Vance, according to his website, promises to “solve the southern border crisis” by opposing any attempts by Democrats to grant amnesty, working to finish construction of a border wall, and doubling the number of border agents in the U.S.
He also calls for reforming the legal immigration system by changing who is admitted and by reducing the total numbers, saying the U.S. should admit those who “contribute something meaningful to our country.”
Ryan today supports legal abortion, putting him at odds with the teaching of his Catholic faith. He had voted for numerous pro-life measures since his first election to Congress in 2003 and described himself as “pro-life” until at least 2009, even serving for a time on the executive board of Democrats for Life. But in 2015, he wrote an op-ed saying he now believes that governments should not be involved in legislating abortion.
Ryan, on his current campaign website, touts his position as a co-sponsor and supporter of the Women’s Health Protection Act, a radical pro-abortion bill that has failed before in the Senate. If elected, he says he promises to study judicial nominees’ records and statements on “reproductive rights” and oppose the confirmation of nominees who will not protect “this critical right.”
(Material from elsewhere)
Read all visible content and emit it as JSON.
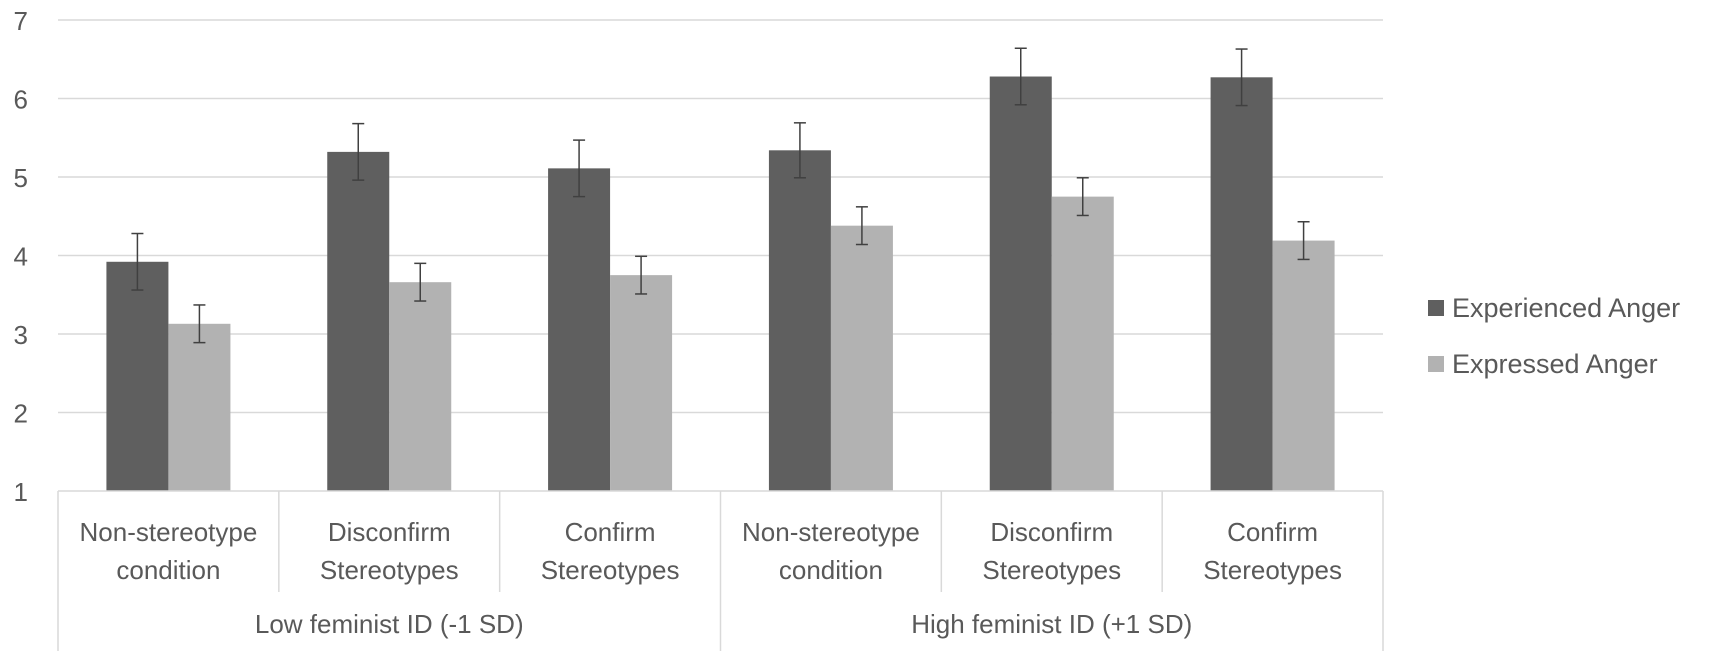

“Every Ohioan should be able to access the health care that’s right for them, and that includes protecting the right to safe, legal abortion,” Ryan’s campaign website states under “Protecting Reproductive Freedom.”
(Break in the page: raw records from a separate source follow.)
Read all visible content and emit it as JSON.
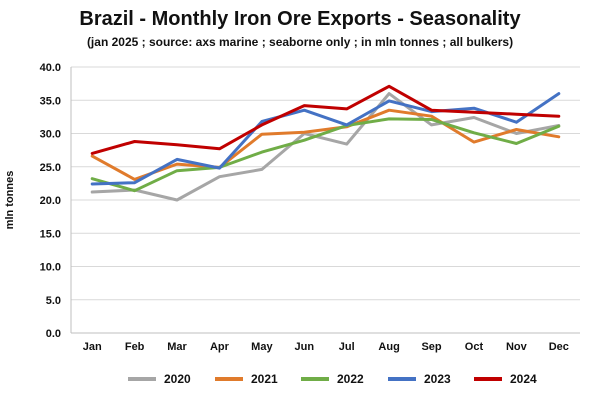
{
  "chart_data": {
    "type": "line",
    "title": "Brazil - Monthly Iron Ore Exports - Seasonality",
    "subtitle": "(jan 2025 ; source: axs marine ; seaborne only ; in mln tonnes ; all bulkers)",
    "xlabel": "",
    "ylabel": "mln tonnes",
    "categories": [
      "Jan",
      "Feb",
      "Mar",
      "Apr",
      "May",
      "Jun",
      "Jul",
      "Aug",
      "Sep",
      "Oct",
      "Nov",
      "Dec"
    ],
    "ylim": [
      0,
      40
    ],
    "yticks": [
      "0.0",
      "5.0",
      "10.0",
      "15.0",
      "20.0",
      "25.0",
      "30.0",
      "35.0",
      "40.0"
    ],
    "grid": true,
    "legend_position": "bottom",
    "series": [
      {
        "name": "2020",
        "color": "#a6a6a6",
        "values": [
          21.2,
          21.5,
          20.0,
          23.5,
          24.6,
          30.0,
          28.4,
          36.0,
          31.3,
          32.4,
          30.0,
          31.2
        ]
      },
      {
        "name": "2021",
        "color": "#e07b2c",
        "values": [
          26.6,
          23.1,
          25.4,
          24.9,
          29.9,
          30.2,
          31.0,
          33.5,
          32.6,
          28.7,
          30.6,
          29.5
        ]
      },
      {
        "name": "2022",
        "color": "#70ad47",
        "values": [
          23.2,
          21.4,
          24.4,
          24.9,
          27.2,
          29.0,
          31.2,
          32.2,
          32.1,
          30.1,
          28.5,
          31.1
        ]
      },
      {
        "name": "2023",
        "color": "#4472c4",
        "values": [
          22.4,
          22.6,
          26.1,
          24.8,
          31.8,
          33.5,
          31.3,
          34.9,
          33.3,
          33.8,
          31.7,
          36.0
        ]
      },
      {
        "name": "2024",
        "color": "#c00000",
        "values": [
          27.0,
          28.8,
          28.3,
          27.7,
          31.3,
          34.2,
          33.7,
          37.1,
          33.5,
          33.2,
          32.9,
          32.6
        ]
      }
    ]
  }
}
It continues: “As the state legislature and local governments around Ohio push dangerous proposals to ban abortion without exception for rape or incest, and to punish people for helping those seeking urgently-needed care, Tim is working to protect reproductive freedom for all Ohioans.”
According to the EWTN poll, 17.4% of Catholic voters in Ohio say abortion should be available at any time during pregnancy, or nearly 83% believe there should be some restrictions on abortion.
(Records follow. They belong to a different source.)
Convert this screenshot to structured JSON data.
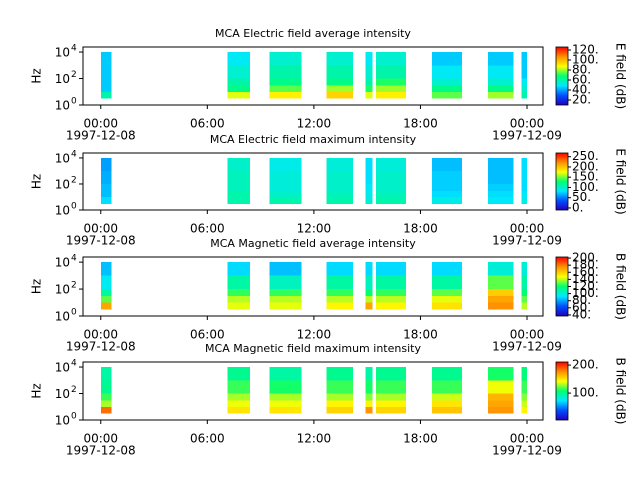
{
  "chart_data": [
    {
      "type": "spectrogram",
      "title": "MCA  Electric field average intensity",
      "ylabel": "Hz",
      "clabel": "E field (dB)",
      "xlim": [
        -1,
        24.9
      ],
      "xticks": [
        {
          "value": 0,
          "label": "00:00",
          "date": "1997-12-08"
        },
        {
          "value": 6,
          "label": "06:00"
        },
        {
          "value": 12,
          "label": "12:00"
        },
        {
          "value": 18,
          "label": "18:00"
        },
        {
          "value": 24,
          "label": "00:00",
          "date": "1997-12-09"
        }
      ],
      "ylim": [
        1,
        24000
      ],
      "log_y": true,
      "yticks": [
        {
          "value": 1,
          "label": "10",
          "exp": "0"
        },
        {
          "value": 100,
          "label": "10",
          "exp": "2"
        },
        {
          "value": 10000,
          "label": "10",
          "exp": "4"
        }
      ],
      "clim": [
        10,
        126
      ],
      "cticks": [
        {
          "value": 20,
          "label": "20."
        },
        {
          "value": 40,
          "label": "40."
        },
        {
          "value": 60,
          "label": "60."
        },
        {
          "value": 80,
          "label": "80."
        },
        {
          "value": 100,
          "label": "100."
        },
        {
          "value": 120,
          "label": "120."
        }
      ],
      "colormap": [
        "#2000c0",
        "#0050ff",
        "#00e8ff",
        "#00ff70",
        "#ffff00",
        "#ff9000",
        "#ff0000"
      ],
      "time_bins": [
        [
          0,
          0.6
        ],
        [
          7.15,
          8.4
        ],
        [
          9.5,
          11.3
        ],
        [
          12.7,
          14.2
        ],
        [
          14.9,
          15.3
        ],
        [
          15.5,
          17.2
        ],
        [
          18.65,
          20.35
        ],
        [
          21.8,
          23.25
        ],
        [
          23.7,
          24
        ]
      ],
      "freq_bins": [
        3,
        10,
        30,
        100,
        1000,
        10000
      ],
      "z": [
        [
          60,
          45,
          45,
          45,
          45
        ],
        [
          85,
          65,
          60,
          55,
          50
        ],
        [
          90,
          75,
          65,
          60,
          55
        ],
        [
          95,
          80,
          65,
          60,
          55
        ],
        [
          85,
          70,
          60,
          55,
          50
        ],
        [
          90,
          80,
          70,
          60,
          55
        ],
        [
          75,
          65,
          55,
          50,
          45
        ],
        [
          80,
          65,
          55,
          50,
          45
        ],
        [
          60,
          55,
          50,
          45,
          45
        ]
      ]
    },
    {
      "type": "spectrogram",
      "title": "MCA  Electric field maximum intensity",
      "ylabel": "Hz",
      "clabel": "E field (dB)",
      "xlim": [
        -1,
        24.9
      ],
      "xticks": [
        {
          "value": 0,
          "label": "00:00",
          "date": "1997-12-08"
        },
        {
          "value": 6,
          "label": "06:00"
        },
        {
          "value": 12,
          "label": "12:00"
        },
        {
          "value": 18,
          "label": "18:00"
        },
        {
          "value": 24,
          "label": "00:00",
          "date": "1997-12-09"
        }
      ],
      "ylim": [
        1,
        24000
      ],
      "log_y": true,
      "yticks": [
        {
          "value": 1,
          "label": "10",
          "exp": "0"
        },
        {
          "value": 100,
          "label": "10",
          "exp": "2"
        },
        {
          "value": 10000,
          "label": "10",
          "exp": "4"
        }
      ],
      "clim": [
        -10,
        268
      ],
      "cticks": [
        {
          "value": 0,
          "label": "0."
        },
        {
          "value": 50,
          "label": "50."
        },
        {
          "value": 100,
          "label": "100."
        },
        {
          "value": 150,
          "label": "150."
        },
        {
          "value": 200,
          "label": "200."
        },
        {
          "value": 250,
          "label": "250."
        }
      ],
      "colormap": [
        "#2000c0",
        "#0050ff",
        "#00e8ff",
        "#00ff70",
        "#ffff00",
        "#ff9000",
        "#ff0000"
      ],
      "time_bins": [
        [
          0,
          0.6
        ],
        [
          7.15,
          8.4
        ],
        [
          9.5,
          11.3
        ],
        [
          12.7,
          14.2
        ],
        [
          14.9,
          15.3
        ],
        [
          15.5,
          17.2
        ],
        [
          18.65,
          20.35
        ],
        [
          21.8,
          23.25
        ],
        [
          23.7,
          24
        ]
      ],
      "freq_bins": [
        3,
        10,
        30,
        100,
        1000,
        10000
      ],
      "z": [
        [
          80,
          70,
          70,
          65,
          60
        ],
        [
          110,
          110,
          105,
          105,
          100
        ],
        [
          110,
          100,
          95,
          95,
          90
        ],
        [
          110,
          105,
          100,
          100,
          95
        ],
        [
          95,
          90,
          85,
          80,
          80
        ],
        [
          110,
          105,
          100,
          100,
          95
        ],
        [
          90,
          80,
          75,
          75,
          70
        ],
        [
          85,
          80,
          75,
          70,
          70
        ],
        [
          90,
          85,
          80,
          80,
          80
        ]
      ]
    },
    {
      "type": "spectrogram",
      "title": "MCA  Magnetic field average intensity",
      "ylabel": "Hz",
      "clabel": "B field (dB)",
      "xlim": [
        -1,
        24.9
      ],
      "xticks": [
        {
          "value": 0,
          "label": "00:00",
          "date": "1997-12-08"
        },
        {
          "value": 6,
          "label": "06:00"
        },
        {
          "value": 12,
          "label": "12:00"
        },
        {
          "value": 18,
          "label": "18:00"
        },
        {
          "value": 24,
          "label": "00:00",
          "date": "1997-12-09"
        }
      ],
      "ylim": [
        1,
        24000
      ],
      "log_y": true,
      "yticks": [
        {
          "value": 1,
          "label": "10",
          "exp": "0"
        },
        {
          "value": 100,
          "label": "10",
          "exp": "2"
        },
        {
          "value": 10000,
          "label": "10",
          "exp": "4"
        }
      ],
      "clim": [
        37,
        203
      ],
      "cticks": [
        {
          "value": 40,
          "label": "40."
        },
        {
          "value": 60,
          "label": "60."
        },
        {
          "value": 80,
          "label": "80."
        },
        {
          "value": 100,
          "label": "100."
        },
        {
          "value": 120,
          "label": "120."
        },
        {
          "value": 140,
          "label": "140."
        },
        {
          "value": 160,
          "label": "160."
        },
        {
          "value": 180,
          "label": "180."
        },
        {
          "value": 200,
          "label": "200."
        }
      ],
      "colormap": [
        "#2000c0",
        "#0050ff",
        "#00e8ff",
        "#00ff70",
        "#ffff00",
        "#ff9000",
        "#ff0000"
      ],
      "time_bins": [
        [
          0,
          0.6
        ],
        [
          7.15,
          8.4
        ],
        [
          9.5,
          11.3
        ],
        [
          12.7,
          14.2
        ],
        [
          14.9,
          15.3
        ],
        [
          15.5,
          17.2
        ],
        [
          18.65,
          20.35
        ],
        [
          21.8,
          23.25
        ],
        [
          23.7,
          24
        ]
      ],
      "freq_bins": [
        3,
        10,
        30,
        100,
        1000,
        10000
      ],
      "z": [
        [
          170,
          130,
          110,
          95,
          85
        ],
        [
          145,
          140,
          125,
          110,
          90
        ],
        [
          145,
          140,
          125,
          105,
          85
        ],
        [
          150,
          140,
          125,
          110,
          90
        ],
        [
          170,
          140,
          120,
          105,
          90
        ],
        [
          150,
          140,
          125,
          110,
          90
        ],
        [
          155,
          145,
          130,
          110,
          90
        ],
        [
          175,
          170,
          160,
          130,
          100
        ],
        [
          140,
          130,
          120,
          110,
          100
        ]
      ]
    },
    {
      "type": "spectrogram",
      "title": "MCA  Magnetic field maximum intensity",
      "ylabel": "Hz",
      "clabel": "B field (dB)",
      "xlim": [
        -1,
        24.9
      ],
      "xticks": [
        {
          "value": 0,
          "label": "00:00",
          "date": "1997-12-08"
        },
        {
          "value": 6,
          "label": "06:00"
        },
        {
          "value": 12,
          "label": "12:00"
        },
        {
          "value": 18,
          "label": "18:00"
        },
        {
          "value": 24,
          "label": "00:00",
          "date": "1997-12-09"
        }
      ],
      "ylim": [
        1,
        24000
      ],
      "log_y": true,
      "yticks": [
        {
          "value": 1,
          "label": "10",
          "exp": "0"
        },
        {
          "value": 100,
          "label": "10",
          "exp": "2"
        },
        {
          "value": 10000,
          "label": "10",
          "exp": "4"
        }
      ],
      "clim": [
        4,
        211
      ],
      "cticks": [
        {
          "value": 100,
          "label": "100."
        },
        {
          "value": 200,
          "label": "200."
        }
      ],
      "colormap": [
        "#2000c0",
        "#0050ff",
        "#00e8ff",
        "#00ff70",
        "#ffff00",
        "#ff9000",
        "#ff0000"
      ],
      "time_bins": [
        [
          0,
          0.6
        ],
        [
          7.15,
          8.4
        ],
        [
          9.5,
          11.3
        ],
        [
          12.7,
          14.2
        ],
        [
          14.9,
          15.3
        ],
        [
          15.5,
          17.2
        ],
        [
          18.65,
          20.35
        ],
        [
          21.8,
          23.25
        ],
        [
          23.7,
          24
        ]
      ],
      "freq_bins": [
        3,
        10,
        30,
        100,
        1000,
        10000
      ],
      "z": [
        [
          185,
          130,
          115,
          100,
          95
        ],
        [
          150,
          140,
          130,
          115,
          100
        ],
        [
          150,
          140,
          130,
          110,
          95
        ],
        [
          155,
          145,
          130,
          115,
          100
        ],
        [
          175,
          145,
          125,
          110,
          95
        ],
        [
          155,
          145,
          130,
          115,
          100
        ],
        [
          160,
          150,
          135,
          115,
          100
        ],
        [
          175,
          170,
          165,
          140,
          110
        ],
        [
          145,
          135,
          125,
          115,
          105
        ]
      ]
    }
  ]
}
Vance describes himself as “100 percent pro-life” and has earned the endorsement of The Ohio Right to Life Society. He calls for eliminating abortion by protecting the unborn and building a more pro-child and pro-family society, according to his campaign website. To take action, he promises to expand child tax credits and ensure that hospitals don’t cripple young parents with “budget-busting surprise bills.”
Following the Dobbs decision, his website reads: “The pro-life fight continues by ensuring that every young mother has the resources to bring new life into the world, expanding adoption and promoting pregnancy centers, so that every child grows up in a loving home, as they deserve.”
Vance has said that he would vote for the 15-week national abortion ban introduced by Republican U.S. Sen. Lindsey Graham and has in debates implied that he favors exceptions to abortion laws to preserve the life of the mother.
Ryan’s website says that the Ohio Democrat is focused on combating climate change and advocates for the protection of Ohio’s natural resources. Among other things, he cited his work in funding the Great Lakes Restoration Initiative and his efforts to clean up Ohio’s waterways.
Instead of relying on China, Ryan says he wants Ohio citizens to provide “clean manufacturing” and supply the world with wind turbines, solar panels, batteries, and electric vehicles, for a “clean energy economy.”
Vance’s campaign website does not list climate change as an issue. Recognizing Ohio as one of the world’s top producers of natural gas and oil, he calls for “common-sense energy policies” so that the U.S. can become energy independent.